Elena Comay del Junco

 
PERSUASION
Yeah like that that’s perfect, right over there yes no a little higher. Yeah come on, right there just like that keep going, no a little more. Yes yeah don’t, I mean no don’t, stop keep going. No—like that. Just like that yes no, that’s right you got it don’t worry it’s good. Yeah that’s perfect no, go back yeah, to what you were doing yes. No yes keep going, I don’t want you to stop. Don’t stop. It’s never too much, stop never stop. Stop—stop, no,
What I want is I want you to keep going, not to stop, to not stop, to keep going, even when I tell you to stop—no I don’t want to come up with and/or agree on a word that isn’t “stop” but tells you to stop, which is to say a word that means stop but isn’t “stop”—what I want is I just want you to not stop, I mean what I want is for you not to stop but—
What I don’t want is I don’t want to tell you not to stop so that when you don’t stop it’s not that you didn’t stop after I’d told you to stop. No, it’s just that I want you to not want to stop—that is, in other words, what I want is for you to want to keep going, to want not to stop, not to want to stop, for you to stop yourself from stopping.

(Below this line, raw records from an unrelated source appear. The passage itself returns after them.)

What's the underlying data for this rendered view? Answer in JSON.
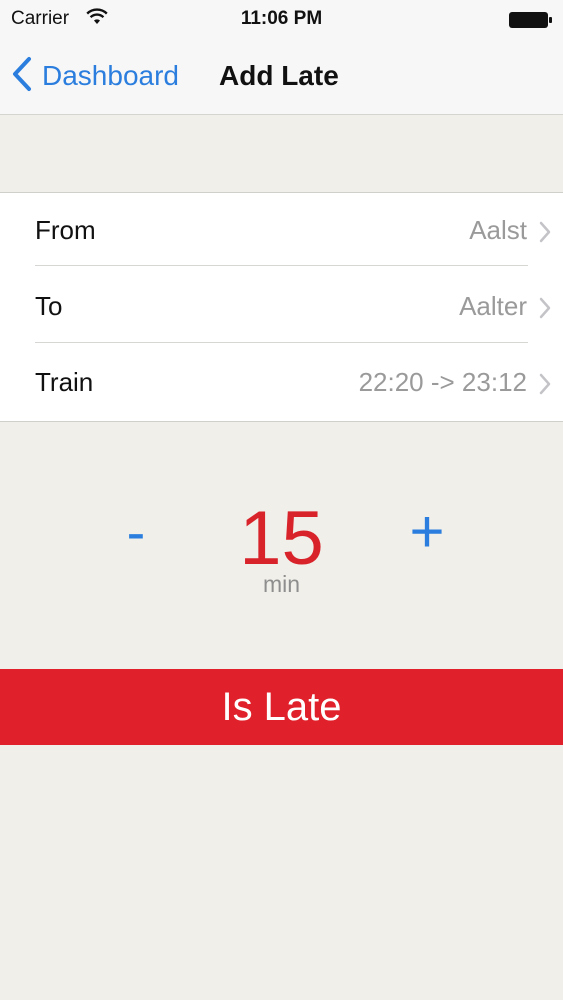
{
  "status_bar": {
    "carrier": "Carrier",
    "time": "11:06 PM"
  },
  "nav": {
    "back_label": "Dashboard",
    "title": "Add Late"
  },
  "form": {
    "rows": [
      {
        "label": "From",
        "value": "Aalst"
      },
      {
        "label": "To",
        "value": "Aalter"
      },
      {
        "label": "Train",
        "value": "22:20 -> 23:12"
      }
    ]
  },
  "stepper": {
    "minus_label": "-",
    "plus_label": "+",
    "value": "15",
    "unit": "min"
  },
  "action": {
    "label": "Is Late"
  },
  "colors": {
    "accent": "#2b7ede",
    "late_red": "#e0202a",
    "background": "#f0efe9"
  }
}
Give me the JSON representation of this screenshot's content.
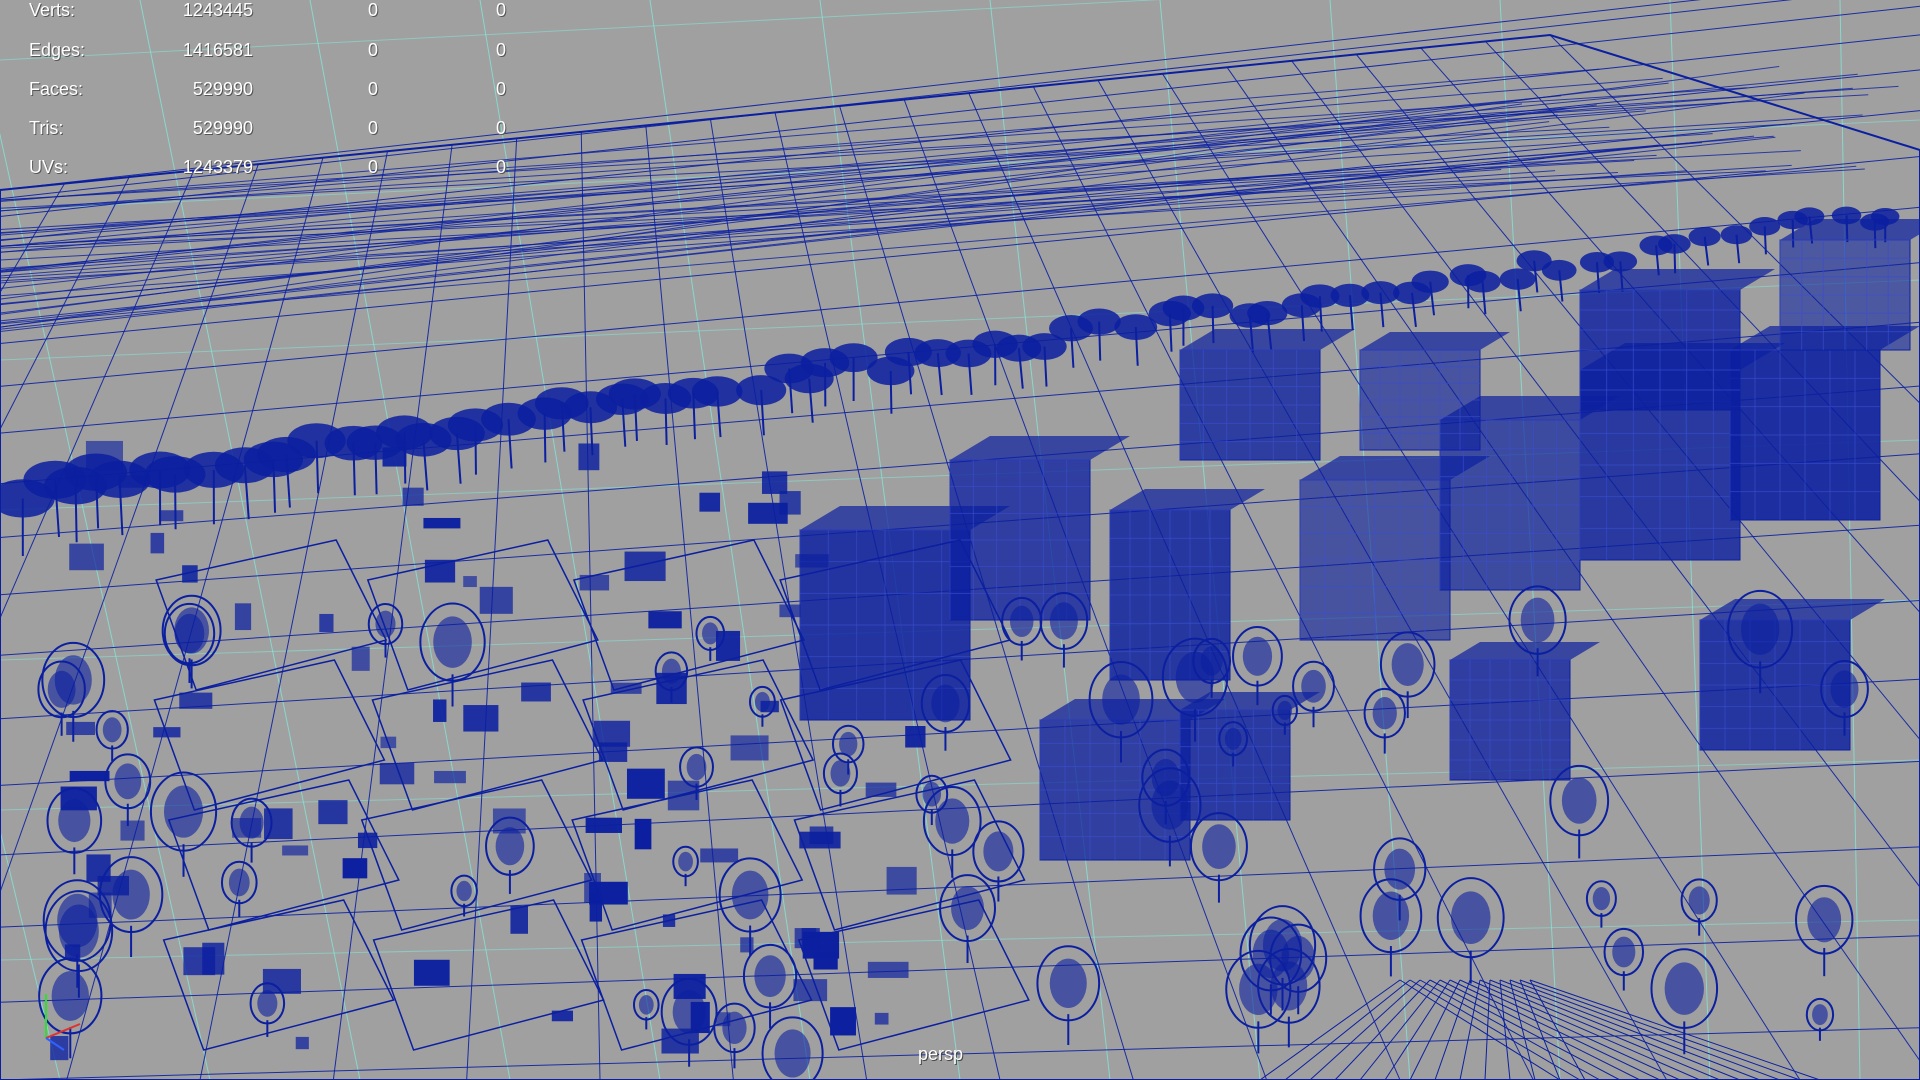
{
  "hud": {
    "rows": [
      {
        "label": "Verts:",
        "total": "1243445",
        "selected": "0",
        "selected2": "0"
      },
      {
        "label": "Edges:",
        "total": "1416581",
        "selected": "0",
        "selected2": "0"
      },
      {
        "label": "Faces:",
        "total": "529990",
        "selected": "0",
        "selected2": "0"
      },
      {
        "label": "Tris:",
        "total": "529990",
        "selected": "0",
        "selected2": "0"
      },
      {
        "label": "UVs:",
        "total": "1243379",
        "selected": "0",
        "selected2": "0"
      }
    ]
  },
  "viewport": {
    "camera": "persp",
    "background": "#a0a0a0",
    "wire_color": "#0b1fa0",
    "grid_color": "#7ff0e0"
  },
  "axis_gizmo": {
    "x_color": "#e03030",
    "y_color": "#30e030",
    "z_color": "#3060ff"
  }
}
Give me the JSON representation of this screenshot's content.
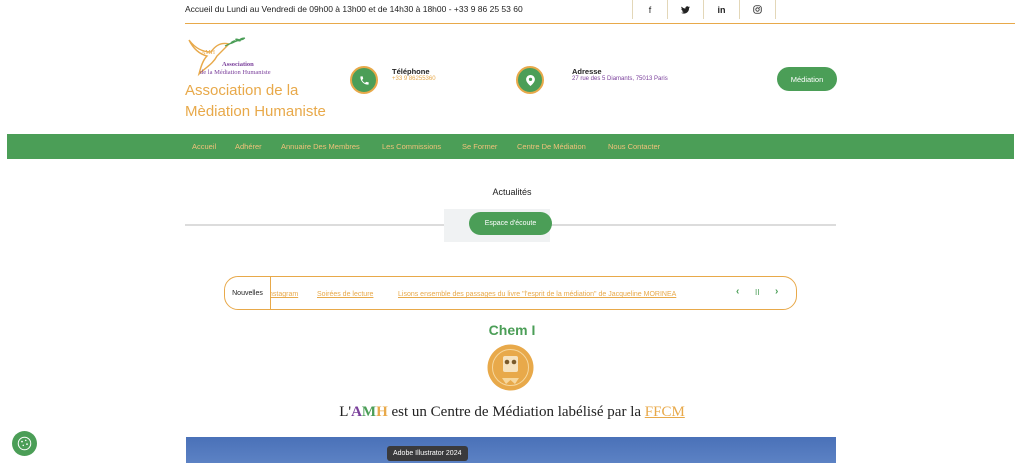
{
  "topbar": {
    "hours": "Accueil du Lundi au Vendredi de 09h00 à 13h00 et de 14h30 à 18h00 - +33 9 86 25 53 60",
    "social": [
      {
        "icon": "facebook-icon",
        "glyph": "f"
      },
      {
        "icon": "twitter-icon",
        "glyph": "🐦"
      },
      {
        "icon": "linkedin-icon",
        "glyph": "in"
      },
      {
        "icon": "instagram-icon",
        "glyph": "◎"
      }
    ]
  },
  "logo": {
    "line1": "Association",
    "line2": "de la Médiation Humaniste",
    "monogram": "AMH"
  },
  "site_title": "Association de la Mèdiation Humaniste",
  "contact": {
    "phone_label": "Téléphone",
    "phone_value": "+33 9 86255360",
    "address_label": "Adresse",
    "address_value": "27 rue des 5 Diamants, 75013 Paris"
  },
  "header_button": "Médiation",
  "nav": [
    "Accueil",
    "Adhérer",
    "Annuaire Des Membres",
    "Les Commissions",
    "Se Former",
    "Centre De Médiation",
    "Nous Contacter"
  ],
  "actualites": {
    "title": "Actualités",
    "button": "Espace d'écoute"
  },
  "ticker": {
    "label": "Nouvelles",
    "items": [
      "nstagram",
      "Soirées de lecture",
      "Lisons ensemble des passages du livre \"l'esprit de la médiation\" de Jacqueline MORINEA"
    ],
    "controls": {
      "prev": "‹",
      "pause": "II",
      "next": "›"
    }
  },
  "chem_heading": "Chem I",
  "label_sentence": {
    "prefix": "L'",
    "a": "A",
    "m": "M",
    "h": "H",
    "middle": " est un Centre de Médiation labélisé par la ",
    "link": "FFCM"
  },
  "tooltip": "Adobe Illustrator 2024",
  "colors": {
    "green": "#4b9e57",
    "gold": "#e8a94a",
    "purple": "#7a3f9b"
  }
}
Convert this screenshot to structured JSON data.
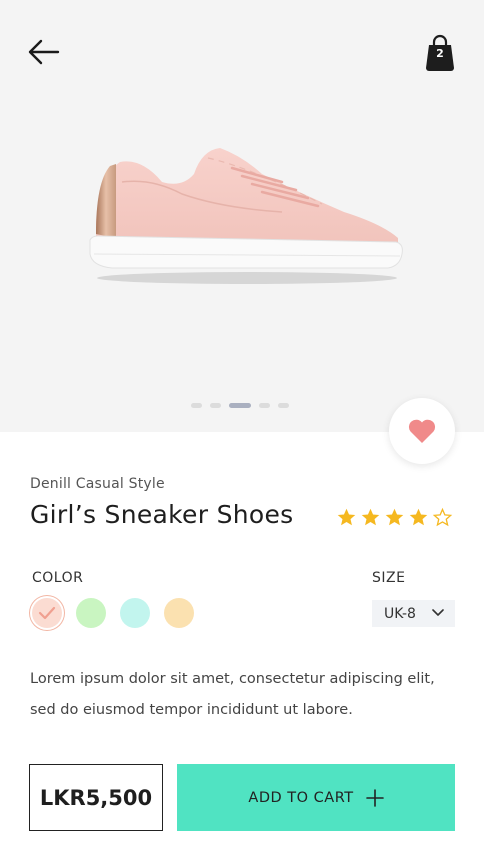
{
  "header": {
    "back_icon": "arrow-left-icon",
    "bag_icon": "shopping-bag-icon",
    "bag_count": "2"
  },
  "carousel": {
    "image": "pink-sneaker-photo",
    "slides_total": 5,
    "active_slide": 3
  },
  "product": {
    "subtitle": "Denill Casual Style",
    "title": "Girl’s Sneaker Shoes",
    "rating": 4,
    "rating_max": 5,
    "favorite_icon": "heart-icon",
    "description": "Lorem ipsum dolor sit amet, consectetur adipiscing elit, sed do eiusmod tempor incididunt ut labore."
  },
  "options": {
    "color_label": "COLOR",
    "colors": [
      "#fbdcd2",
      "#c9f5c1",
      "#c2f5ee",
      "#fbe1b0"
    ],
    "selected_color_index": 0,
    "size_label": "SIZE",
    "size_value": "UK-8"
  },
  "purchase": {
    "price": "LKR5,500",
    "add_to_cart_label": "ADD TO CART"
  },
  "colors": {
    "accent": "#50e3c2",
    "star": "#f5b820",
    "heart": "#f08a8a"
  }
}
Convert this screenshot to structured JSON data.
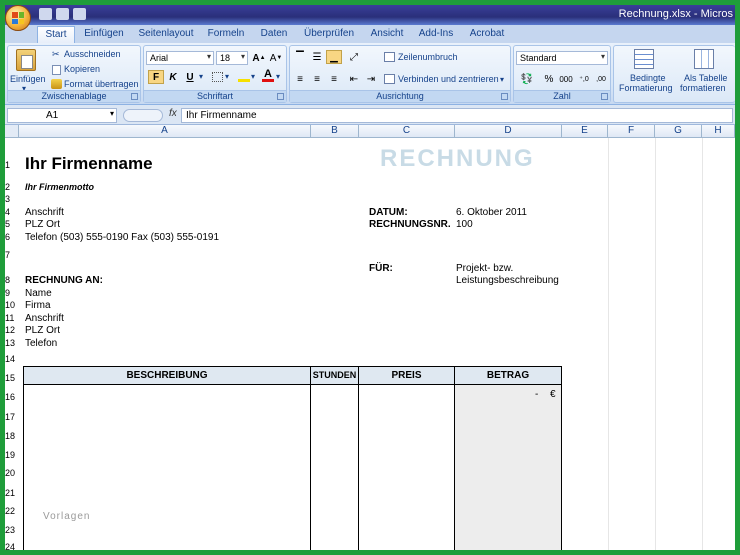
{
  "window": {
    "title": "Rechnung.xlsx - Micros"
  },
  "tabs": [
    "Start",
    "Einfügen",
    "Seitenlayout",
    "Formeln",
    "Daten",
    "Überprüfen",
    "Ansicht",
    "Add-Ins",
    "Acrobat"
  ],
  "ribbon": {
    "clipboard": {
      "group_label": "Zwischenablage",
      "paste_label": "Einfügen",
      "cut_label": "Ausschneiden",
      "copy_label": "Kopieren",
      "format_painter_label": "Format übertragen"
    },
    "font": {
      "group_label": "Schriftart",
      "font_name": "Arial",
      "font_size": "18",
      "bold_label": "F",
      "italic_label": "K",
      "underline_label": "U"
    },
    "alignment": {
      "group_label": "Ausrichtung",
      "wrap_label": "Zeilenumbruch",
      "merge_label": "Verbinden und zentrieren"
    },
    "number": {
      "group_label": "Zahl",
      "format_value": "Standard"
    },
    "styles": {
      "conditional_label_1": "Bedingte",
      "conditional_label_2": "Formatierung",
      "table_label_1": "Als Tabelle",
      "table_label_2": "formatieren"
    }
  },
  "formula_bar": {
    "name_box": "A1",
    "fx": "fx",
    "content": "Ihr Firmenname"
  },
  "columns": [
    "A",
    "B",
    "C",
    "D",
    "E",
    "F",
    "G",
    "H"
  ],
  "rows": [
    "1",
    "2",
    "3",
    "4",
    "5",
    "6",
    "7",
    "8",
    "9",
    "10",
    "11",
    "12",
    "13",
    "14",
    "15",
    "16",
    "17",
    "18",
    "19",
    "20",
    "21",
    "22",
    "23",
    "24"
  ],
  "sheet": {
    "company_name": "Ihr Firmenname",
    "invoice_title": "RECHNUNG",
    "motto": "Ihr Firmenmotto",
    "address": "Anschrift",
    "zip_city": "PLZ Ort",
    "phone_fax": "Telefon (503) 555-0190  Fax (503) 555-0191",
    "date_label": "DATUM:",
    "date_value": "6. Oktober 2011",
    "invoice_no_label": "RECHNUNGSNR.",
    "invoice_no_value": "100",
    "for_label": "FÜR:",
    "for_value_1": "Projekt- bzw.",
    "for_value_2": "Leistungsbeschreibung",
    "bill_to_label": "RECHNUNG AN:",
    "bill_name": "Name",
    "bill_company": "Firma",
    "bill_address": "Anschrift",
    "bill_zip_city": "PLZ Ort",
    "bill_phone": "Telefon",
    "table": {
      "headers": [
        "BESCHREIBUNG",
        "STUNDEN",
        "PREIS",
        "BETRAG"
      ],
      "amount_value": "-",
      "currency": "€"
    },
    "watermark": "Vorlagen"
  }
}
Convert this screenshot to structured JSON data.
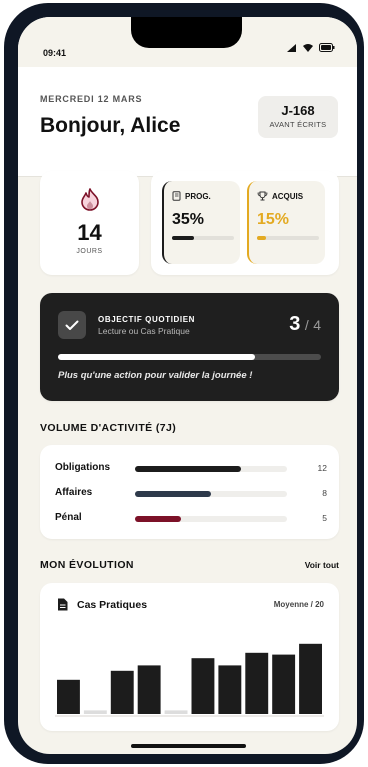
{
  "status": {
    "time": "09:41"
  },
  "header": {
    "date": "MERCREDI 12 MARS",
    "greeting": "Bonjour, Alice",
    "countdown_value": "J-168",
    "countdown_label": "AVANT ÉCRITS"
  },
  "streak": {
    "value": "14",
    "label": "JOURS",
    "icon": "flame-icon"
  },
  "stats": {
    "progress": {
      "label": "PROG.",
      "value": "35%",
      "fraction": 0.35,
      "icon": "book-icon",
      "color": "#1c1c1c"
    },
    "acquired": {
      "label": "ACQUIS",
      "value": "15%",
      "fraction": 0.15,
      "icon": "trophy-icon",
      "color": "#e3aa22"
    }
  },
  "daily_goal": {
    "title": "OBJECTIF QUOTIDIEN",
    "subtitle": "Lecture ou Cas Pratique",
    "done": "3",
    "separator": "/",
    "total": "4",
    "fraction": 0.75,
    "message": "Plus qu'une action pour valider la journée !"
  },
  "activity": {
    "title": "VOLUME D'ACTIVITÉ (7J)",
    "items": [
      {
        "label": "Obligations",
        "value": "12",
        "fraction": 0.7,
        "color": "#1c1c1c"
      },
      {
        "label": "Affaires",
        "value": "8",
        "fraction": 0.5,
        "color": "#2e3a4b"
      },
      {
        "label": "Pénal",
        "value": "5",
        "fraction": 0.3,
        "color": "#7c1128"
      }
    ]
  },
  "evolution": {
    "title": "MON ÉVOLUTION",
    "see_all": "Voir tout",
    "card_title": "Cas Pratiques",
    "card_meta": "Moyenne / 20"
  },
  "chart_data": {
    "type": "bar",
    "title": "Cas Pratiques",
    "ylabel": "Moyenne / 20",
    "ylim": [
      0,
      20
    ],
    "values": [
      9.5,
      1,
      12,
      13.5,
      1,
      15.5,
      13.5,
      17,
      16.5,
      19.5
    ],
    "colors": [
      "#1c1c1c",
      "#dddddd",
      "#1c1c1c",
      "#1c1c1c",
      "#dddddd",
      "#1c1c1c",
      "#1c1c1c",
      "#1c1c1c",
      "#1c1c1c",
      "#1c1c1c"
    ]
  }
}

What I also want is to not stop wanting you not to stop—in other words I want to stop you from stopping, but I don’t want to stop you from stopping by telling you to stop, to which you then respond by doing the opposite of what I tell you, which is to say by not stopping. That’s no good.
No, what I want is I don’t want you to leave, but I do want you to want to leave but to stay because I want you to stay. I mean I still want you to want to stay but I want you to do it because I want you to or, in other words, for you to want to stay because I want you to stay. Or actually maybe— 
What I want is I want you to stay because you want to stay, which is the same as for me to want you to stay because you want to stay rather than for you to stay because I want you to stay. One of us, though, has to not want you to stay for this to work, since we can’t both want you to stay without the other, right?
It (a) doesn’t make sense plus (b) doesn’t sound like much fun. Or?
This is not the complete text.